Les réponses consensuelles à ces questions constitueront le socle du « nouveau modèle de développement» dans ses multiples dimensions: politique, économique, sociale, culturelle voire écologique, et la quintessence d’un nouveau compromis historique en phase avec l’esprit de la constitution de 2011. Pour le reste, la concurrence restera ouverte entre les principaux acteurs et les forces politiques. Les règles du jeu seront désormais claires et acceptées par tous. Que le meilleur gagne! En dernière instance, c’est le pays dans son ensemble qui gagnera. C’est la démocratie qui s’en sortira renforcée.

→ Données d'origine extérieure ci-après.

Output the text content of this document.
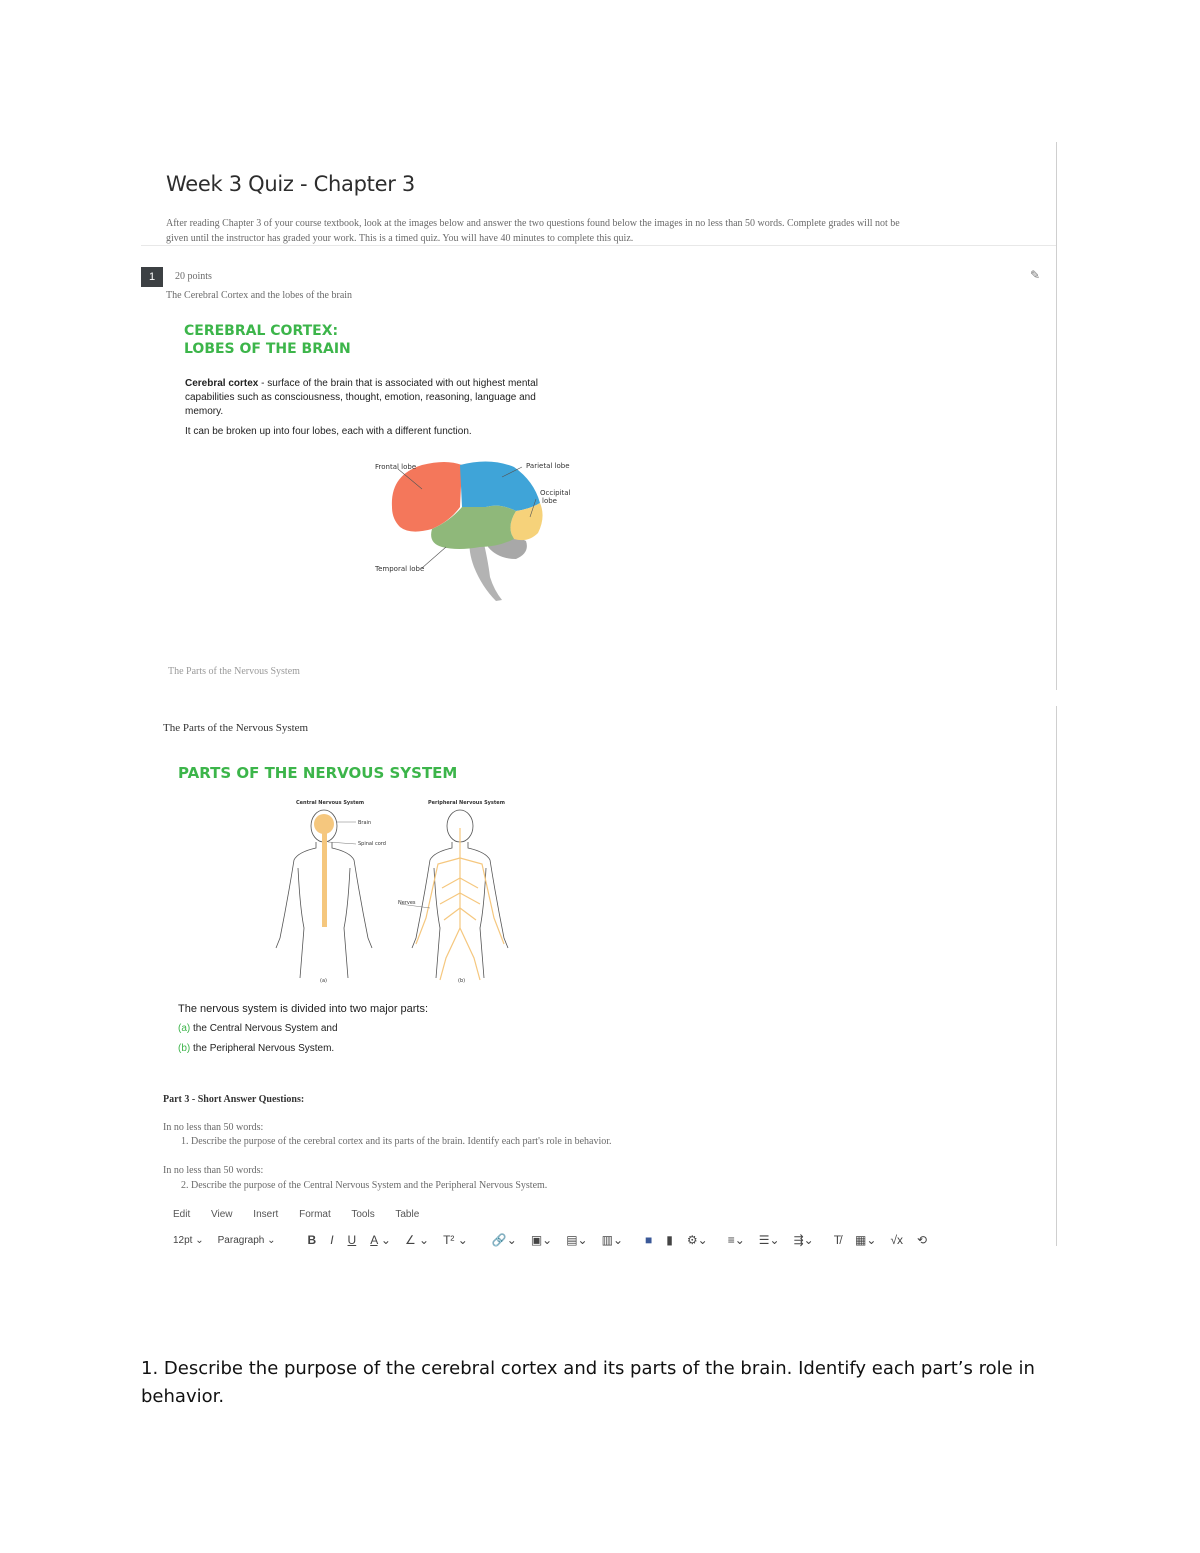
Week 3 Quiz - Chapter 3
After reading Chapter 3 of your course textbook, look at the images below and answer the two questions found below the images in no less than 50 words. Complete grades will not be
given until the instructor has graded your work. This is a timed quiz. You will have 40 minutes to complete this quiz.
1	20 points	✎
The Cerebral Cortex and the lobes of the brain
CEREBRAL CORTEX:
LOBES OF THE BRAIN
Cerebral cortex - surface of the brain that is associated with out highest mental
capabilities such as consciousness, thought, emotion, reasoning, language and
memory.
It can be broken up into four lobes, each with a different function.
Frontal lobe	Parietal lobe
Occipital
lobe
Temporal lobe
The Parts of the Nervous System
The Parts of the Nervous System
PARTS OF THE NERVOUS SYSTEM
Central Nervous System	Peripheral Nervous System
Brain
Spinal cord
Nerves
(a)	(b)
The nervous system is divided into two major parts:
(a) the Central Nervous System and
(b) the Peripheral Nervous System.
Part 3 - Short Answer Questions:
In no less than 50 words:
1. Describe the purpose of the cerebral cortex and its parts of the brain. Identify each part's role in behavior.
In no less than 50 words:
2. Describe the purpose of the Central Nervous System and the Peripheral Nervous System.
Edit View Insert Format Tools Table
12pt ⌄ Paragraph ⌄	B I U A ⌄ ∠ ⌄ T² ⌄ 🔗⌄ ▣⌄ ▤⌄ ▥⌄ ■ ▮ ⚙⌄ ≡⌄ ☰⌄ ⇶⌄ T̸ ▦⌄ √x ⟲
1. Describe the purpose of the cerebral cortex and its parts of the brain. Identify each part’s role in
behavior.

I- Le diagnostic de l’existant
Alors que le débat sur le modèle de croissance à l'œuvre au Maroc n'arrive pas encore à déboucher sur des perspectives prometteuses, il serait utile de nous poser des questions sur l'économie marocaine afin de déceler les forces et les faiblesses qui la caractérisent. Cette lecture de l'économique doit obéir à une règle méthodologique dont les jalons ont été jetés par les précurseurs de l'économie politique, selon laquelle l'économique n'a de finalité que par rapport au social, c'est-à-dire par rapport à la satisfaction des besoins sociaux de la population. En ce sens, le progrès économique n'a de sens que s'il se traduit par une amélioration du niveau de vie des populations. Et c'est à ce niveau que se mesure le bien-être social. Partant de ces considérations méthodologiques, on s'attachera à faire cette lecture en deux temps: relever dans un premier temps les points forts de l'économie marocaine ; déceler, en deuxième lieu, les faiblesses et les goulots d'étranglement qui risqueraient d'inhiber et de freiner le processus de décollage sans lequel l'émergence tant attendue et espérée restera un vœu pieux.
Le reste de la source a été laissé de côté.